Die Kühe, die bei Familie Kegel in Weilersteußlingen leben, werden in Zukunft noch mehr Platz und Komfort haben. Die Familie hat nämlich einen neuen Stall für 180 Kühe bauen lassen, der nun beinahe fertiggestellt ist. Gefeiert wird das mit einer Party und einem Tag der offenen Tür.

„Bisher hatten wir rund 70 Kühe“, sagt Elke Kegel. Der alte Stall, der im Jahr 1970 erbaut und 1989 von einem Anbinde- in einen Laufstall umgebaut wurde, sei für eine moderne Milchviehhaltung nicht mehr zeitgemäß und reiche nicht, um die Familie zu ernähren. „Unser Sohn Philipp, 23 Jahre alt, macht auf dem Hof weiter. Er hat seine Ausbildung beendet und ist auf dem Weg zur Meisterprüfung“, erklärt Elke Kegel. Es geht mit der neuen Generation also Richtung Zukunft.

Roboter im neuen Stall

Passend dazu werden Roboter im neuen Stall zum Einsatz kommen. Die Entscheidung für das passende Melksystem sei auf einen Melkroboter gefallen. Der „Lely Astronaut A5“ biete neben flexiblen Stallzeiten ebenso eine Tierüberwachung, bei welcher die Tieraktivitäten mit Sensoren erfasst werden. Weitere Roboter aus dem Hause „Lely“ werden im neuen Stall der Familie Kegel Futter anschieben und den Mist in die Spalten abschieben, damit es stets sauber ist.

Durch die Roboter falle in Zukunft weniger körperliche Arbeit an, so spare man sich auch die Handarbeit beim Melken. Dafür gebe es neue Aufgaben, besonders am Computer, denn „Maschinen laufen nur so gut, wie man sie bedient“, erklärt Elke Kegel. „Die Roboter muss man so einstellen, wie man es will.“

Viel Licht und Platz soll der neue Stall bieten.
Viel Licht und Platz soll der neue Stall bieten. (Foto: Kegel)
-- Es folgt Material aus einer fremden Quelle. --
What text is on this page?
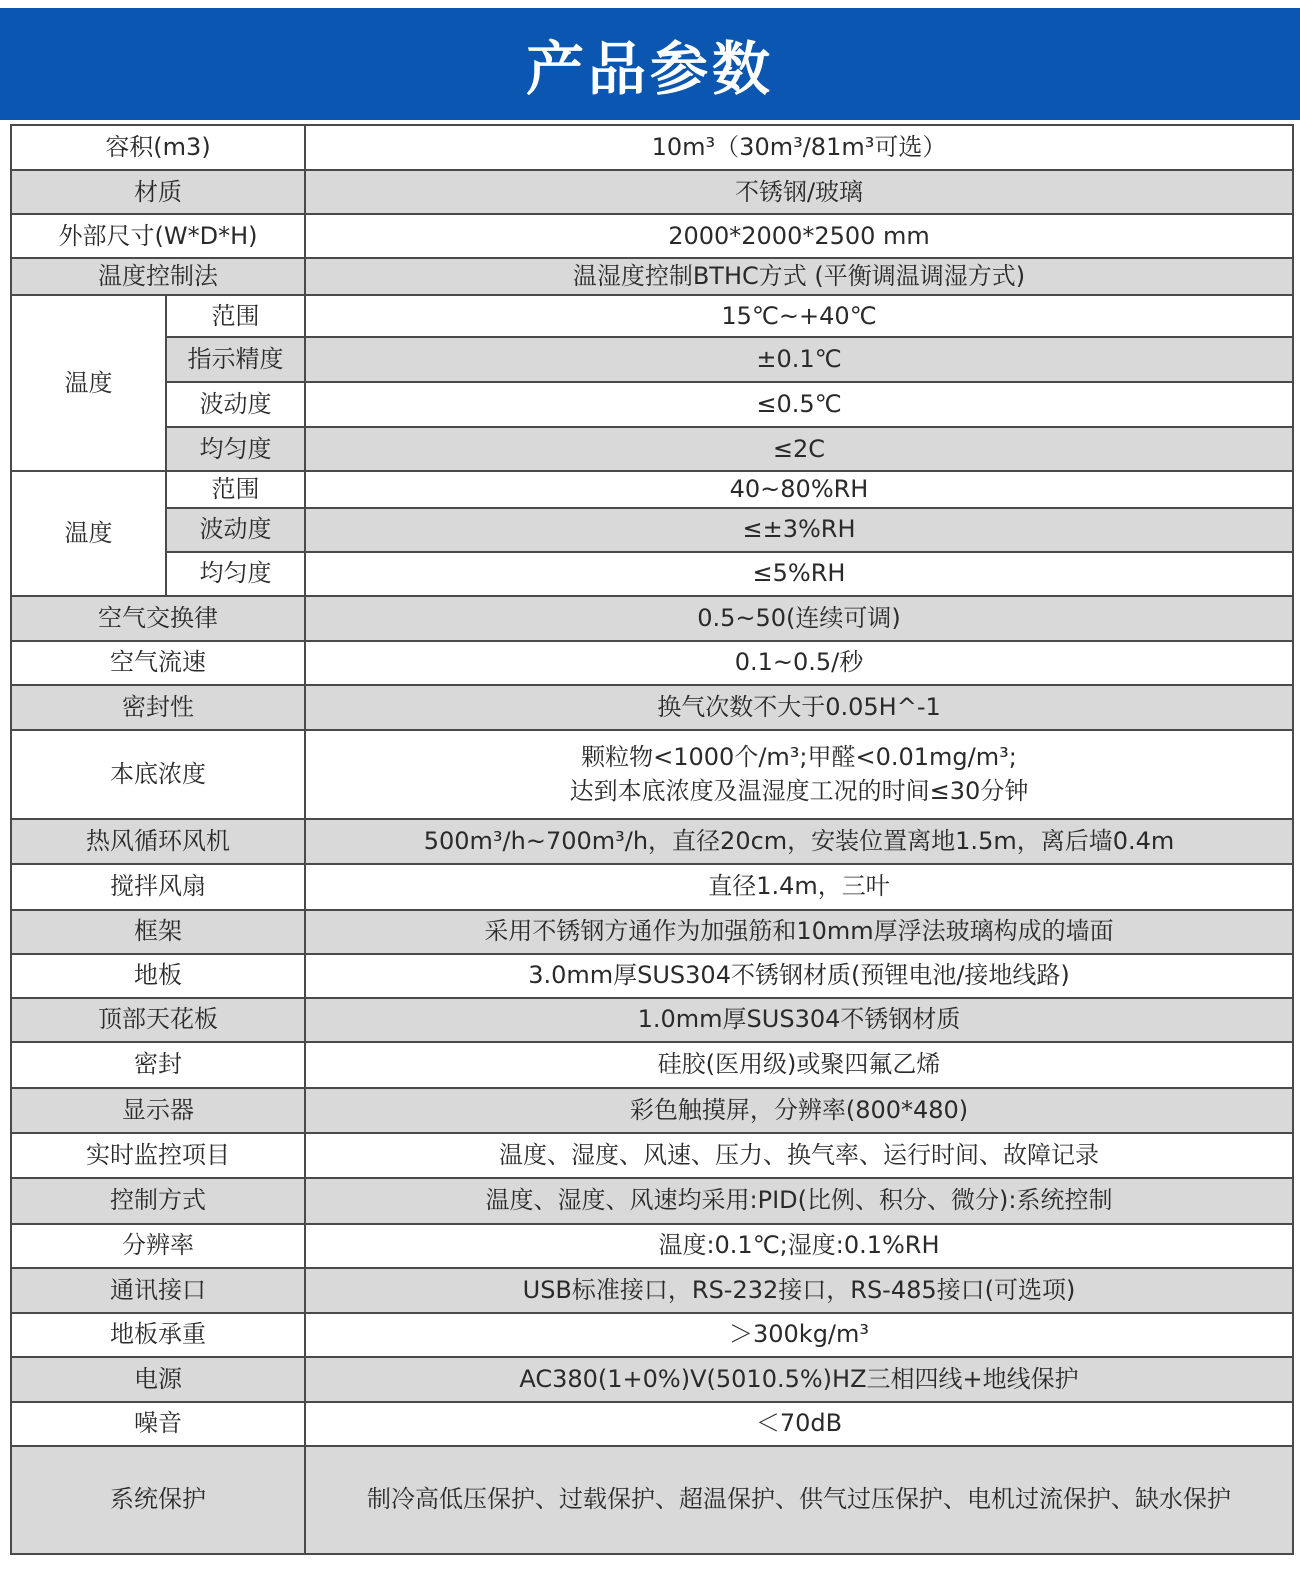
产品参数
容积(m3)		10m³（30m³/81m³可选）
材质		不锈钢/玻璃
外部尺寸(W*D*H)		2000*2000*2500 mm
温度控制法		温湿度控制BTHC方式 (平衡调温调湿方式)
温度	范围	15℃~+40℃
	指示精度	±0.1℃
	波动度	≤0.5℃
	均匀度	≤2C
温度	范围	40~80%RH
	波动度	≤±3%RH
	均匀度	≤5%RH
空气交换律		0.5~50(连续可调)
空气流速		0.1~0.5/秒
密封性		换气次数不大于0.05H^-1
本底浓度		颗粒物<1000个/m³;甲醛<0.01mg/m³;
达到本底浓度及温湿度工况的时间≤30分钟

热风循环风机		500m³/h~700m³/h，直径20cm，安装位置离地1.5m，离后墙0.4m
搅拌风扇		直径1.4m，三叶
框架		采用不锈钢方通作为加强筋和10mm厚浮法玻璃构成的墙面
地板		3.0mm厚SUS304不锈钢材质(预锂电池/接地线路)
顶部天花板		1.0mm厚SUS304不锈钢材质
密封		硅胶(医用级)或聚四氟乙烯
显示器		彩色触摸屏，分辨率(800*480)
实时监控项目		温度、湿度、风速、压力、换气率、运行时间、故障记录
控制方式		温度、湿度、风速均采用:PID(比例、积分、微分):系统控制
分辨率		温度:0.1℃;湿度:0.1%RH
通讯接口		USB标准接口，RS-232接口，RS-485接口(可选项)
地板承重		＞300kg/m³
电源		AC380(1+0%)V(5010.5%)HZ三相四线+地线保护
噪音		＜70dB
系统保护		制冷高低压保护、过载保护、超温保护、供气过压保护、电机过流保护、缺水保护
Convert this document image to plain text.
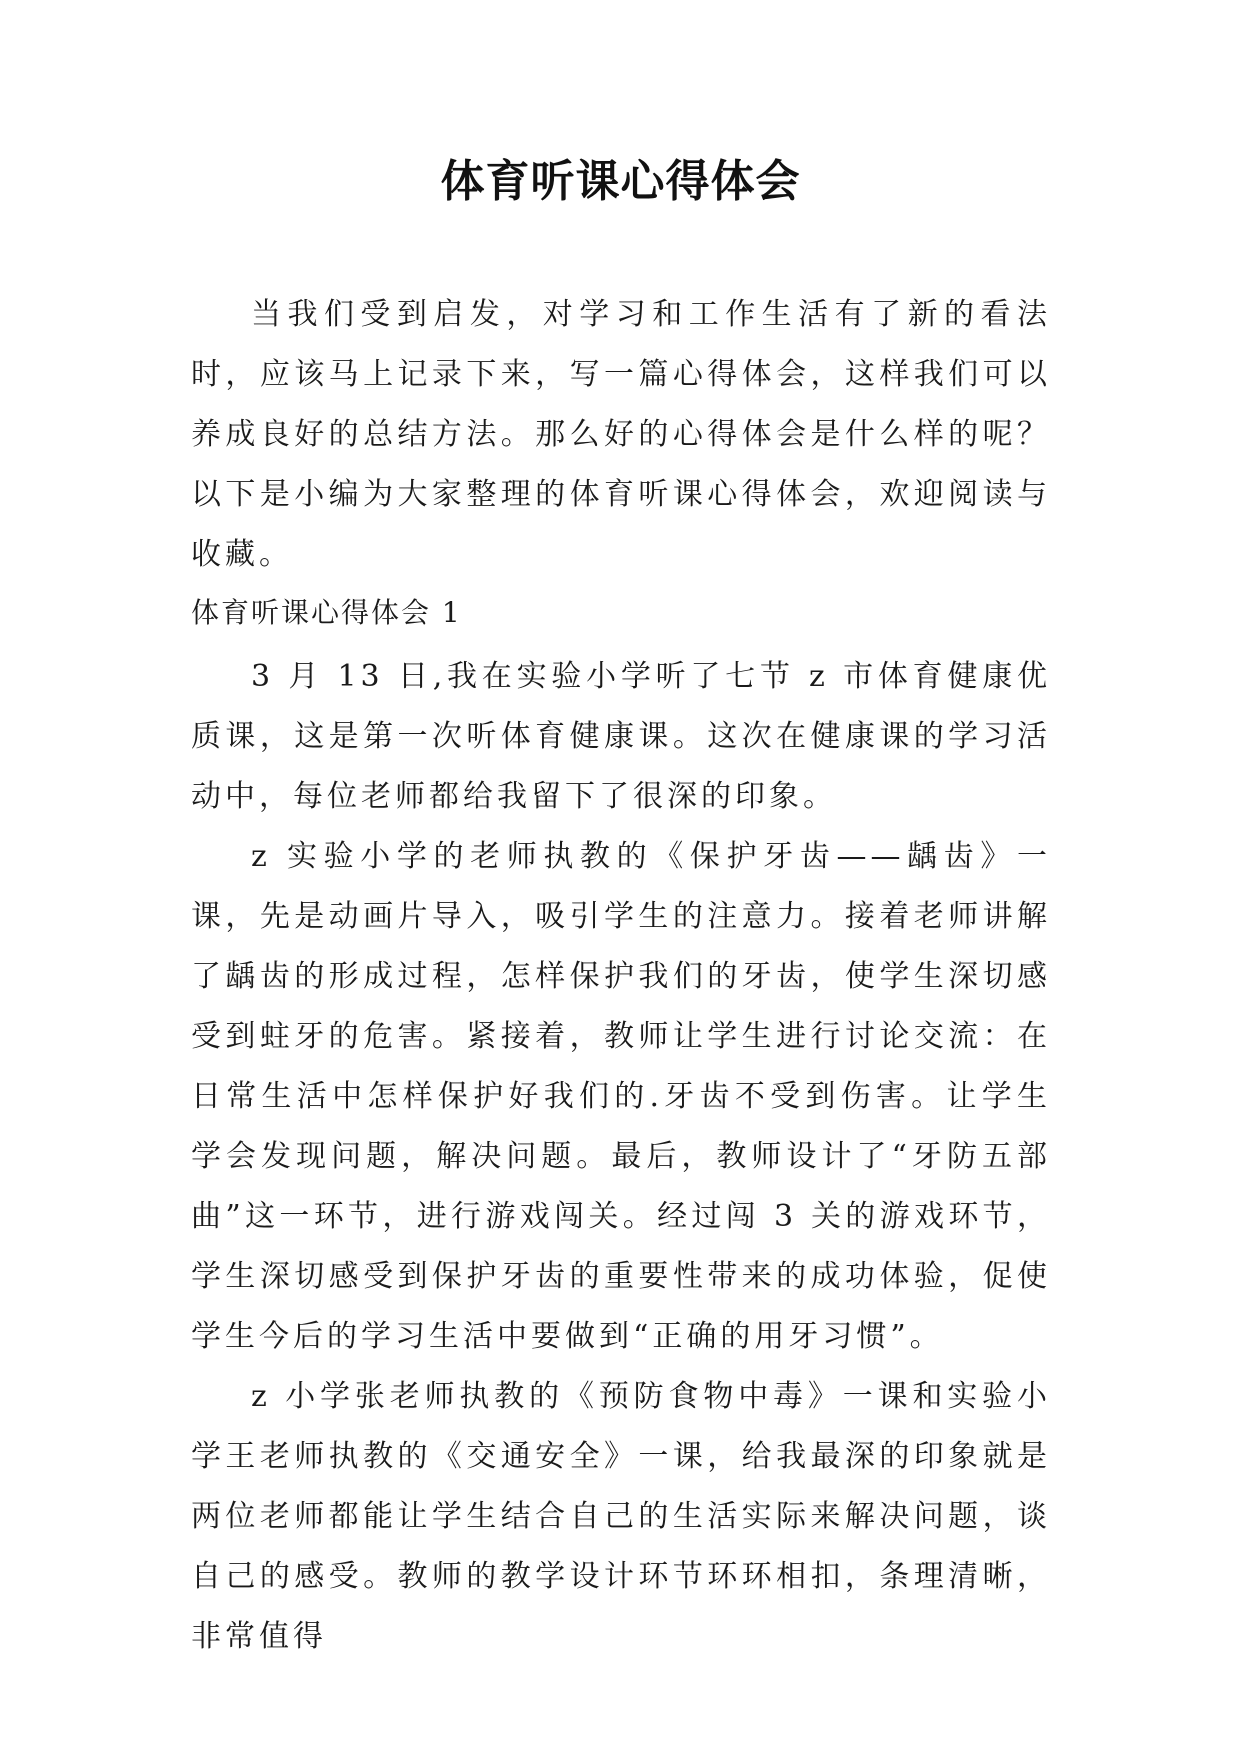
体育听课心得体会

当我们受到启发，对学习和工作生活有了新的看法时，应该马上记录下来，写一篇心得体会，这样我们可以养成良好的总结方法。那么好的心得体会是什么样的呢？以下是小编为大家整理的体育听课心得体会，欢迎阅读与收藏。

体育听课心得体会 1

3 月 13 日,我在实验小学听了七节 z 市体育健康优质课，这是第一次听体育健康课。这次在健康课的学习活动中，每位老师都给我留下了很深的印象。

z 实验小学的老师执教的《保护牙齿——龋齿》一课，先是动画片导入，吸引学生的注意力。接着老师讲解了龋齿的形成过程，怎样保护我们的牙齿，使学生深切感受到蛀牙的危害。紧接着，教师让学生进行讨论交流：在日常生活中怎样保护好我们的.牙齿不受到伤害。让学生学会发现问题，解决问题。最后，教师设计了“牙防五部曲”这一环节，进行游戏闯关。经过闯 3 关的游戏环节，学生深切感受到保护牙齿的重要性带来的成功体验，促使学生今后的学习生活中要做到“正确的用牙习惯”。

z 小学张老师执教的《预防食物中毒》一课和实验小学王老师执教的《交通安全》一课，给我最深的印象就是两位老师都能让学生结合自己的生活实际来解决问题，谈自己的感受。教师的教学设计环节环环相扣，条理清晰，非常值得
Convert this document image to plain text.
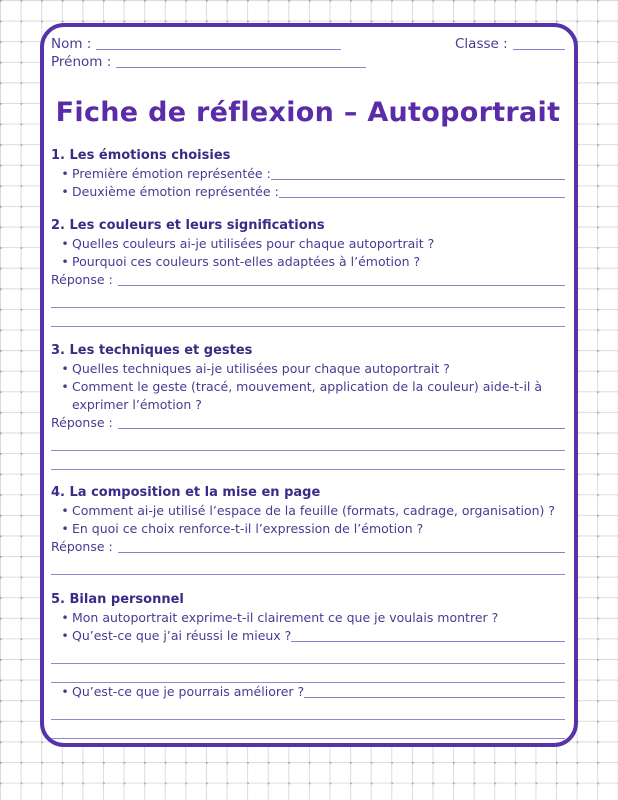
Nom :	Classe :
Prénom :
Fiche de réflexion – Autoportrait
1. Les émotions choisies
• Première émotion représentée :
• Deuxième émotion représentée :
2. Les couleurs et leurs significations
• Quelles couleurs ai-je utilisées pour chaque autoportrait ?
• Pourquoi ces couleurs sont-elles adaptées à l’émotion ?
Réponse :
3. Les techniques et gestes
• Quelles techniques ai-je utilisées pour chaque autoportrait ?
• Comment le geste (tracé, mouvement, application de la couleur) aide-t-il à exprimer l’émotion ?
Réponse :
4. La composition et la mise en page
• Comment ai-je utilisé l’espace de la feuille (formats, cadrage, organisation) ?
• En quoi ce choix renforce-t-il l’expression de l’émotion ?
Réponse :
5. Bilan personnel
• Mon autoportrait exprime-t-il clairement ce que je voulais montrer ?
• Qu’est-ce que j’ai réussi le mieux ?
• Qu’est-ce que je pourrais améliorer ?
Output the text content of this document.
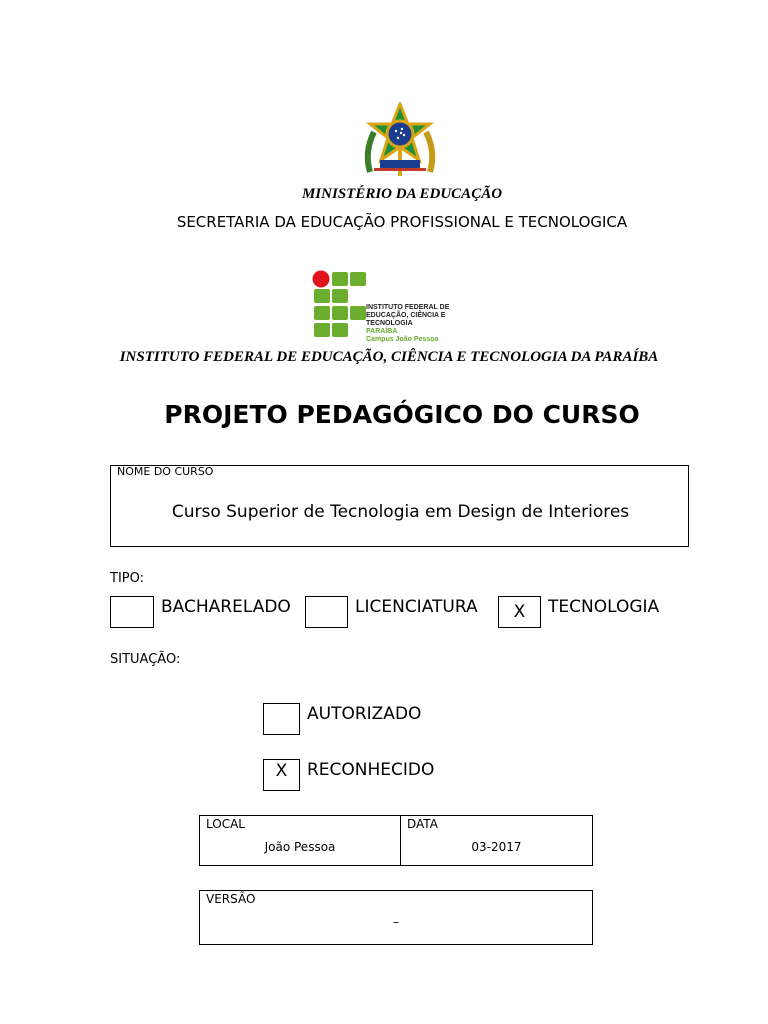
MINISTÉRIO DA EDUCAÇÃO
SECRETARIA DA EDUCAÇÃO PROFISSIONAL E TECNOLOGICA
INSTITUTO FEDERAL DE
EDUCAÇÃO, CIÊNCIA E TECNOLOGIA
PARAÍBA
Campus João Pessoa
INSTITUTO FEDERAL DE EDUCAÇÃO, CIÊNCIA E TECNOLOGIA DA PARAÍBA
PROJETO PEDAGÓGICO DO CURSO
NOME DO CURSO
Curso Superior de Tecnologia em Design de Interiores
TIPO:
BACHARELADO	LICENCIATURA	X	TECNOLOGIA
SITUAÇÃO:
AUTORIZADO
X	RECONHECIDO
LOCAL
João Pessoa
DATA
03-2017
VERSÃO
–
Um den Tieren den notwendigen Komfort zu geben, fiel die Entscheidung der Familie auf einen neuen Stall mit Güllegrube und weiteren Fahrsilos. Der neue Boxenlaufstall ist sechsreihig konzipiert mit zwei außenliegenden Futtertischen. Mit Tiefboxen, Spalten, einem Laufhof sowie Curtains, einem Dach mit Sandwich-Eindeckung und Folienfirst sei für ein ideales Wohlbefinden der Kühe gesorgt. Durchsichtiges Plexiglas am Giebel sorge für optimale Lichtverhältnisse. „Eine Kuh braucht einfach viel Platz“, sagt Elke Kegel. Im neuen Stall gebe es viel Licht und Platz ohne Ende.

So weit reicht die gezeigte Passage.